Question

How do you factor $ \left( {{x^2} - 5} \right) $ ?

Answer 1

Hint: In this question, we need to factorize $ \left( {{x^2} - 5} \right) $ . We will use the difference of square identity here. We will convert the factor similar to the identity, by using the condition square root. Then expand it in accordance with the formula of the identity which is the required factor.

Complete step-by-step answer:
Now, we need to factorize $ \left( {{x^2} - 5} \right) $ .
We know that, the difference of square identity,
 $ {a^2} - {b^2} = \left( {a + b} \right)\left( {a - b} \right) $
To apply this, we need to bring $ \left( {{x^2} - 5} \right) $ into the form of $ {a^2} - {b^2} $ .
$\Rightarrow \sqrt 5 \times \sqrt 5 = \sqrt {25} = 5 $
It is known as squaring a square root. Squaring a number and taking the square root of a number are opposite operations; thus, they undo each other. The result of squaring a square root, then, is simply the number under the radical sign.
Therefore, we can write $ \left( {{x^2} - 5} \right) $ as $ {x^2} - {\left( {\sqrt 5 } \right)^2} $ , which is in the form of $ {a^2} - {b^2} $ .
Then, $ {x^2} - {\left( {\sqrt 5 } \right)^2} = \left( {x + \sqrt 5 } \right)\left( {x - \sqrt 5 } \right) $
Hence, the factors are $ \left( {x + \sqrt 5 } \right) $ and $ \left( {x - \sqrt 5 } \right) $ .
So, the correct answer is “ $ \left( {x + \sqrt 5 } \right) $ and $ \left( {x - \sqrt 5 } \right) $ ”.

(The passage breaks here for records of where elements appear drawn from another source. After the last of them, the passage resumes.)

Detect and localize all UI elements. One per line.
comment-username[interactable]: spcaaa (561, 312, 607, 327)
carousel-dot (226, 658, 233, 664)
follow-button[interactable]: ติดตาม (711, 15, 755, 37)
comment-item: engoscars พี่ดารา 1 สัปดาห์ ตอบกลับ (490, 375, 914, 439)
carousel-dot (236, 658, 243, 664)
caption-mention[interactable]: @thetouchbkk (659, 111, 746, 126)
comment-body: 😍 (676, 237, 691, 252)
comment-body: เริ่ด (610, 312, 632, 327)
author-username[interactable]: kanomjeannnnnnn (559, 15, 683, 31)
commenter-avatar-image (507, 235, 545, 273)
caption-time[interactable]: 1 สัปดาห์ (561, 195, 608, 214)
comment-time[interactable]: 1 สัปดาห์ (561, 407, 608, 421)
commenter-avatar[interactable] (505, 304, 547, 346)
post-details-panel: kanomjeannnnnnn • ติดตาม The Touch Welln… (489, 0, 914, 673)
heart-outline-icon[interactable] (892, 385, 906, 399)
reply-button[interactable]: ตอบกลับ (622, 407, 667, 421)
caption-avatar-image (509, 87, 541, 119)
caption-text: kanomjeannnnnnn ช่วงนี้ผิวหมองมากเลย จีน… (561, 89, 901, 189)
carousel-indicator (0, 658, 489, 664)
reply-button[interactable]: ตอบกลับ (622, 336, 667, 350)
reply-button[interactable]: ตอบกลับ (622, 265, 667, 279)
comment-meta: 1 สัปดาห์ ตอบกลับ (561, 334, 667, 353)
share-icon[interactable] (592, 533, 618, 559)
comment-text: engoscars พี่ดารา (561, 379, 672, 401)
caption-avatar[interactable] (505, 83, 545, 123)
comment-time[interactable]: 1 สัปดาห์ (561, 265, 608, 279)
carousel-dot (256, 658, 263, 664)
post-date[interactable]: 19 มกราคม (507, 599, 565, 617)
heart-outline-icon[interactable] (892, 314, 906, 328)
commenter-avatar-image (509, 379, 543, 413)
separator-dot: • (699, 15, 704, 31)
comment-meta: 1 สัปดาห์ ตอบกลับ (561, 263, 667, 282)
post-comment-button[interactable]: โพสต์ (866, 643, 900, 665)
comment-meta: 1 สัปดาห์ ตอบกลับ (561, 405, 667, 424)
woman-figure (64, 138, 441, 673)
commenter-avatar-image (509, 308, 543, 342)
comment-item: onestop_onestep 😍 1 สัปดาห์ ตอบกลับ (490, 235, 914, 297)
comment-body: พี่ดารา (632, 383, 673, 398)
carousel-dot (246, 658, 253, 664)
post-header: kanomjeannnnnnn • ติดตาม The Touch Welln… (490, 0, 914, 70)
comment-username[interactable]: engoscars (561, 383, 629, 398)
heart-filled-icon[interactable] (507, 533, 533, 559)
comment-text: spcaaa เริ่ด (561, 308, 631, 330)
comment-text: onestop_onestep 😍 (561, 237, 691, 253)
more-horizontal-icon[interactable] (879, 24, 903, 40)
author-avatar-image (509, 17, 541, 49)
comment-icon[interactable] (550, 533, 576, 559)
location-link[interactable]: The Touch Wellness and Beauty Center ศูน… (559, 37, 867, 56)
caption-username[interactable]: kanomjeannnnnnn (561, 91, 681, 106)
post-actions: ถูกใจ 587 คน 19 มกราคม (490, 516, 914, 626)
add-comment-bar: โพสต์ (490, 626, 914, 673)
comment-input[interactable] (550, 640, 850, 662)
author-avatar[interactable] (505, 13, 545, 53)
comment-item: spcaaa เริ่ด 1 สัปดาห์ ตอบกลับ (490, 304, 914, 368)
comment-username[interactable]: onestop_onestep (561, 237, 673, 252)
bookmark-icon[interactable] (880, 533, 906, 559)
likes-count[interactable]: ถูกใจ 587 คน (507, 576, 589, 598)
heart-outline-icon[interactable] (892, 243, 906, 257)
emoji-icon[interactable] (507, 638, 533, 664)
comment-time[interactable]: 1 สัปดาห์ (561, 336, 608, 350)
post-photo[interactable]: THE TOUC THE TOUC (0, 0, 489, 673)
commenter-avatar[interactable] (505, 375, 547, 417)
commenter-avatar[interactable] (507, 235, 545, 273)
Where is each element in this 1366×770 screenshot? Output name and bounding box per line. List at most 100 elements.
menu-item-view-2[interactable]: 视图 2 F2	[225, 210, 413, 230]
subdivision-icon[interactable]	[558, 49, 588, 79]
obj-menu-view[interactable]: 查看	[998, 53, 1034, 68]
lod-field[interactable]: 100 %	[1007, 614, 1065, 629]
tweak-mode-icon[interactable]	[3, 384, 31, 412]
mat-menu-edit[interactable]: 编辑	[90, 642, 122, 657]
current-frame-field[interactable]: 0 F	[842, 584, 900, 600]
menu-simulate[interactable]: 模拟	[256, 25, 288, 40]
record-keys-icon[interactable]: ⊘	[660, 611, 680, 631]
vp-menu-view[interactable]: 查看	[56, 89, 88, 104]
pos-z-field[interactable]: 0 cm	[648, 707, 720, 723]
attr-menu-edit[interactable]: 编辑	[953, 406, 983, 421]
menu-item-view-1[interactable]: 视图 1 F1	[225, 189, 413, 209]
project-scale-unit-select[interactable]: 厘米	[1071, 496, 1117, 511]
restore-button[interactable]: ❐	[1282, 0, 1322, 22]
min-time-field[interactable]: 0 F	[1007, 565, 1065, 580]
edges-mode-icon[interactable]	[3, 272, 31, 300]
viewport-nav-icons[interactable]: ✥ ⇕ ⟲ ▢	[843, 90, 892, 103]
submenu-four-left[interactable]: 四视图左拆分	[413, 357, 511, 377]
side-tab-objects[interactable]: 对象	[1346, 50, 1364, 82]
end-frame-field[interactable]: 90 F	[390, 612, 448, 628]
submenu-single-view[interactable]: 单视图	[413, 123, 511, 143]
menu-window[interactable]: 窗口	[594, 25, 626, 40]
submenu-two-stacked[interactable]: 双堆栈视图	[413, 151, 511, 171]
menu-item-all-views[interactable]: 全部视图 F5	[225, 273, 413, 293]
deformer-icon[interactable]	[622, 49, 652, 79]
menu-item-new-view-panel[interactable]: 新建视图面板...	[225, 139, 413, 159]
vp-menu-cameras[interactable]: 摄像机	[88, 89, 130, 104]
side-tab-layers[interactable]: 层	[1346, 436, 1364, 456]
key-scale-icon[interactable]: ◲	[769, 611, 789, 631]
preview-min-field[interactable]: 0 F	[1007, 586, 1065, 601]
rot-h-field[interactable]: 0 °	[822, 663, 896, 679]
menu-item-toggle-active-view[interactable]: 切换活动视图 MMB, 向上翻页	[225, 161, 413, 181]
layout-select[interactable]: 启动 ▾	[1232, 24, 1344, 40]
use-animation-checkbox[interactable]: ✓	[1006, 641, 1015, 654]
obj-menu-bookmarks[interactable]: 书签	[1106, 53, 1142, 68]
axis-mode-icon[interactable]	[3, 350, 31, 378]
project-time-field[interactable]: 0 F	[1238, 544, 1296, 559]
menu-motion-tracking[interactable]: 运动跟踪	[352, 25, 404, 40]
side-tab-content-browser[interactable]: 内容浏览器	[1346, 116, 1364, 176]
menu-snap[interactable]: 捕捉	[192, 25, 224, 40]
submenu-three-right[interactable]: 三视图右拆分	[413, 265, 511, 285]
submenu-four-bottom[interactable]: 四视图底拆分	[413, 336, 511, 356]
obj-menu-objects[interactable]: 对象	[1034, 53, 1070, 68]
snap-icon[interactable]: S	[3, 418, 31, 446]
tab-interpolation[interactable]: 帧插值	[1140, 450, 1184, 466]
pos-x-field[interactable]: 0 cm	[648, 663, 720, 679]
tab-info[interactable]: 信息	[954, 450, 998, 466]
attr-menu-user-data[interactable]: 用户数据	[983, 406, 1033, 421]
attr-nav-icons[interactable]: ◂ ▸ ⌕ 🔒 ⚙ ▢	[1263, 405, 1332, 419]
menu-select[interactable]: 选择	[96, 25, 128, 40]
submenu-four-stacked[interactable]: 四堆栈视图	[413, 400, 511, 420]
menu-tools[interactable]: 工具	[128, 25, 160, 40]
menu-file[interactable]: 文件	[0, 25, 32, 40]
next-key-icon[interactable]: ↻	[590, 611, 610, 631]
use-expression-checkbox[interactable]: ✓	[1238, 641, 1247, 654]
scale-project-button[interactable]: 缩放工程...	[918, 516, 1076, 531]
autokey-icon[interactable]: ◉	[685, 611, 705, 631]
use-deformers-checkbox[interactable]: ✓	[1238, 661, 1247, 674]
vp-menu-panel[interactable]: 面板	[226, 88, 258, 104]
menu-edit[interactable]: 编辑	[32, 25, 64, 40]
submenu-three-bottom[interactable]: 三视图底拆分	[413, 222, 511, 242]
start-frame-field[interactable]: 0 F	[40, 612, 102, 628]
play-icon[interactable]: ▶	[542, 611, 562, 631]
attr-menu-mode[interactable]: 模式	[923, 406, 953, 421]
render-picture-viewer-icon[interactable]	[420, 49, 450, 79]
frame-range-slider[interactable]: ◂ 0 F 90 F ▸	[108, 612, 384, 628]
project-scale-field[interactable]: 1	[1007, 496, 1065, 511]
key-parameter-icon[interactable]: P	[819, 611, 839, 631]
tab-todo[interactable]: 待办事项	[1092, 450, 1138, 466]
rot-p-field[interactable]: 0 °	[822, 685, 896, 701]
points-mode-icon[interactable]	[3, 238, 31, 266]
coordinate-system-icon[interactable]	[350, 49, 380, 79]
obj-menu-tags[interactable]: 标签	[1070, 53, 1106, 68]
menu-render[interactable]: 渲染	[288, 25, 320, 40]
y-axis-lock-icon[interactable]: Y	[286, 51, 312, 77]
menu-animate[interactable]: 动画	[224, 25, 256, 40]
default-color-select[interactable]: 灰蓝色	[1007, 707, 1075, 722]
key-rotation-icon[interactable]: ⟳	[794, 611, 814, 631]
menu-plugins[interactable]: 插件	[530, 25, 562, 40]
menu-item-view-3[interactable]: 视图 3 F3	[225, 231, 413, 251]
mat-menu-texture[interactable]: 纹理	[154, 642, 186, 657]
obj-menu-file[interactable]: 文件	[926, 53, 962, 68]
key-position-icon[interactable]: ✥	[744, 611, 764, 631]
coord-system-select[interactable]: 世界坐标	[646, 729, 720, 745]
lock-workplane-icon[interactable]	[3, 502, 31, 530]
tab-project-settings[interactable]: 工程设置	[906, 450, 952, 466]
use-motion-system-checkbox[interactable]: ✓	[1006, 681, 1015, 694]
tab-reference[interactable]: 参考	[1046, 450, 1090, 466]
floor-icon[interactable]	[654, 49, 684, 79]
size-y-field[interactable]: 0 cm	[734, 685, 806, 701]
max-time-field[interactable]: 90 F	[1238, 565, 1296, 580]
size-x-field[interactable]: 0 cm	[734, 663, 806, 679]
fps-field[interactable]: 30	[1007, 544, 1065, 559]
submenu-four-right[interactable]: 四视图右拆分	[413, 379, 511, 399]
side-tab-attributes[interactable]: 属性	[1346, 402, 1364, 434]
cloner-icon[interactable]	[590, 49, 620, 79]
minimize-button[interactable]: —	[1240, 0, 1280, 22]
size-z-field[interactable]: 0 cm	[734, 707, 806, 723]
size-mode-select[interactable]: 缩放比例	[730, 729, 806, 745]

Note: In this question it is important to note that a radicand is a number underneath the radical sign. To multiply radicands, multiply the numbers as if they were whole numbers. Make sure to keep the product under one radical sign. Then factor out any perfect squares in the radicand. If it is not a perfect square, then place the square root of the perfect square in front of the radical sign. When the equation is given in the form of a quadratic equation, $ a{x^2} + bx + c $ then we need to find two numbers that multiply to give $ ac $ , and add to give $ b $ which is called sum-product pattern. Then rewrite the middle with those numbers. Then, factor the first two and last two terms separately. If we have done this correctly, then two new terms will have a clearly visible common factor.